Кусочки сна, и не более того…
Главное – не смотреть. Туда, в зеркало. Смотреть можно лишь сбоку, под определенным углом. Кингсли специально предупредил. Это зеркало не такое, как все. Оно опаснее всех остальных. Я подцепила его пинцетом и достала из ванночки, осторожно, отражающей поверхностью от себя.
Осколок был маленький, размером с игральную карту, не больше. Как обычно, неправильной формы. Просто кусочек разбитого вдребезги целого. Меня била дрожь. Я положила осколок на стол, зеркальной поверхностью вниз. Нужно вернуться в ту комнату и взять сумку Павлина. Специальный чехол. Но когда я повернулась к двери, там стояла она. Женщина, которую я видела внизу. Она стояла в дверях и все так же водила руками по воздуху, но теперь уже более твердо, не так рассеянно.
Это она делала фотографии?
Она попыталась заговорить, но у нее ничего не вышло.

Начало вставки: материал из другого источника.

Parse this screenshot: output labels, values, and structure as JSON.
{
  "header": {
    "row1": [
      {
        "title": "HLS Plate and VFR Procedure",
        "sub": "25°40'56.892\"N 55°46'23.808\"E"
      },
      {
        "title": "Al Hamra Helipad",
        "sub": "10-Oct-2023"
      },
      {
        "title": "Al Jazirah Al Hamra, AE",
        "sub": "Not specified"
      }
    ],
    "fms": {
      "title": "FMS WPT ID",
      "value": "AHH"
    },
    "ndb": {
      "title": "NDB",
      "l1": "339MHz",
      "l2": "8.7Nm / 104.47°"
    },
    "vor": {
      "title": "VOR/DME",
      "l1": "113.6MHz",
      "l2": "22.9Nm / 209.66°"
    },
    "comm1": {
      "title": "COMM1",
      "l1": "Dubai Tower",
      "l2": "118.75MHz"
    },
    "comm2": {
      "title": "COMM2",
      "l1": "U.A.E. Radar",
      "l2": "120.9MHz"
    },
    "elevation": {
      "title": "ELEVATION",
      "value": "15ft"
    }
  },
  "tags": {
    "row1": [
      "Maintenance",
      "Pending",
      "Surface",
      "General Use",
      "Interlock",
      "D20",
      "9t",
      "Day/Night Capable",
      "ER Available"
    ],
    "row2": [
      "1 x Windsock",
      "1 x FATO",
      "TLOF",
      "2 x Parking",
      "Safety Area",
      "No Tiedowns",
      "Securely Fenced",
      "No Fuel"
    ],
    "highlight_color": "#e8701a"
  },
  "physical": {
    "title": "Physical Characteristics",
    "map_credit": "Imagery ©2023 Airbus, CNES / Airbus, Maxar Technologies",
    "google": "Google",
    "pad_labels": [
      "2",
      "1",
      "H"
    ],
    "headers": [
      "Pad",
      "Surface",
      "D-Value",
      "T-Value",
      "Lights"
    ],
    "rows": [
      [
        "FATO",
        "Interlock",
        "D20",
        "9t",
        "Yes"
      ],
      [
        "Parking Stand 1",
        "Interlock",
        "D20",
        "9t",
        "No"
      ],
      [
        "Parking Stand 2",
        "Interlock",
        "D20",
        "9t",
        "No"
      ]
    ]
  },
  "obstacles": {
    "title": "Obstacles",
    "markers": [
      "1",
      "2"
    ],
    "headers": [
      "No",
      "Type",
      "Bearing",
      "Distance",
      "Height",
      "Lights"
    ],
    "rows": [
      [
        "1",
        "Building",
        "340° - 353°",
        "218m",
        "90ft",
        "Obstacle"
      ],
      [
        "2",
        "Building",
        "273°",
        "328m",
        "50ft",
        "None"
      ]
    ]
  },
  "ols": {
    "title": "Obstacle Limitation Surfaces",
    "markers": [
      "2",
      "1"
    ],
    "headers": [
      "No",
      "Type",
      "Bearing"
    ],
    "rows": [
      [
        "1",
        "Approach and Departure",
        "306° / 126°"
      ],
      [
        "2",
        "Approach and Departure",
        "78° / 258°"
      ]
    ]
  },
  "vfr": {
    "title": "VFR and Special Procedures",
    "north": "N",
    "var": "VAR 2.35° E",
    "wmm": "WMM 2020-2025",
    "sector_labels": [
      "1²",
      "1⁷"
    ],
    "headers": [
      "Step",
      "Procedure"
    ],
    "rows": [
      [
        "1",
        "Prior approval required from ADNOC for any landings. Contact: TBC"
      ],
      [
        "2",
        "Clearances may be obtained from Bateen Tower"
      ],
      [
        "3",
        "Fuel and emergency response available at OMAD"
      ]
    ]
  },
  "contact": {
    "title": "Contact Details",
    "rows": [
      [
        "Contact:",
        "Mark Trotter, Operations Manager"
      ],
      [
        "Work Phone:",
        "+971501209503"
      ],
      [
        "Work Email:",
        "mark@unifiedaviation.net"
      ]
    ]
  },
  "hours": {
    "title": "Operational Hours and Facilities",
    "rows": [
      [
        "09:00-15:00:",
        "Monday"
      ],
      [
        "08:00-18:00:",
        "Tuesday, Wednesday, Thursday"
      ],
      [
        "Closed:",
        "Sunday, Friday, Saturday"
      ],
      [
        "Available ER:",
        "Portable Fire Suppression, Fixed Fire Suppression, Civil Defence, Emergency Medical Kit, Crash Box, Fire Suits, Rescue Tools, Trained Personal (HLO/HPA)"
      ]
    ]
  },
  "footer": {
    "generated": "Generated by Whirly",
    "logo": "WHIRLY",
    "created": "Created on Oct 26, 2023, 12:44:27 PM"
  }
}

Только невнятное бормотание, невразумительный набор звуков. Она то и дело хлопала себя по рукам, по плечам – словно сбивая воображаемое пламя. Теперь я все поняла. И разглядела печаль, страшную, неизбывную, всепоглощающую печаль, которую видела столько раз прежде; печаль, которой пронизано все, что так или иначе соприкоснулось с осколками этого зеркала.
– Пожалуйста…
Всего одно слово. Все, что она смогла произнести. А потом она шагнула вперед. Глядя на зеркало, что лежало теперь на столе рядом с ванночкой для проявки. Проходя мимо, она задела меня, и я подвинулась, освобождая дорогу.
Мне хотелось скорее закончить все это. Я пошла в ту, вторую, комнату. Кое-кто из застывших людей очнулся. Они шевелились, двигали руками, медленно вертели головой. Один мужчина лежал на полу и стонал. Еще один парень шагнул вперед, неуверенно, осторожно. Как будто перешагнул через порог. Павлин с Хендерсон тоже уже приходили в себя. Просыпались. Во мне поселилась уверенность, что теперь все будет хорошо и вместе мы справимся. Обязательно справимся.
А потом я увидела девочку, Тапело. Она стояла в дверях. – Что здесь происходит? – спросила она, оглядев комнату.
И тут раздался еще один голос.
Я обернулась. Та самая женщина. Она нацелила на меня объектив фотокамеры, и мне показалось, я вижу, как открывается линза – чтобы вобрать и меня тоже в свое потайное пространство. Это было приятное ощущение. Как будто тебя обнимают, так ласково. Быстрая серия вспышек, мягкие желтые завитки перед глазами, черный силуэт женщины на желтом фоне, а потом я отвернулась или попробовала отвернуться, пока линза опять не закрылась и не заперла меня там, внутри, насовсем, но все вдруг стало таким далеким, и я уже не могла пошевелиться, то есть по-настоящему пошевелиться, я уже ничего не могла.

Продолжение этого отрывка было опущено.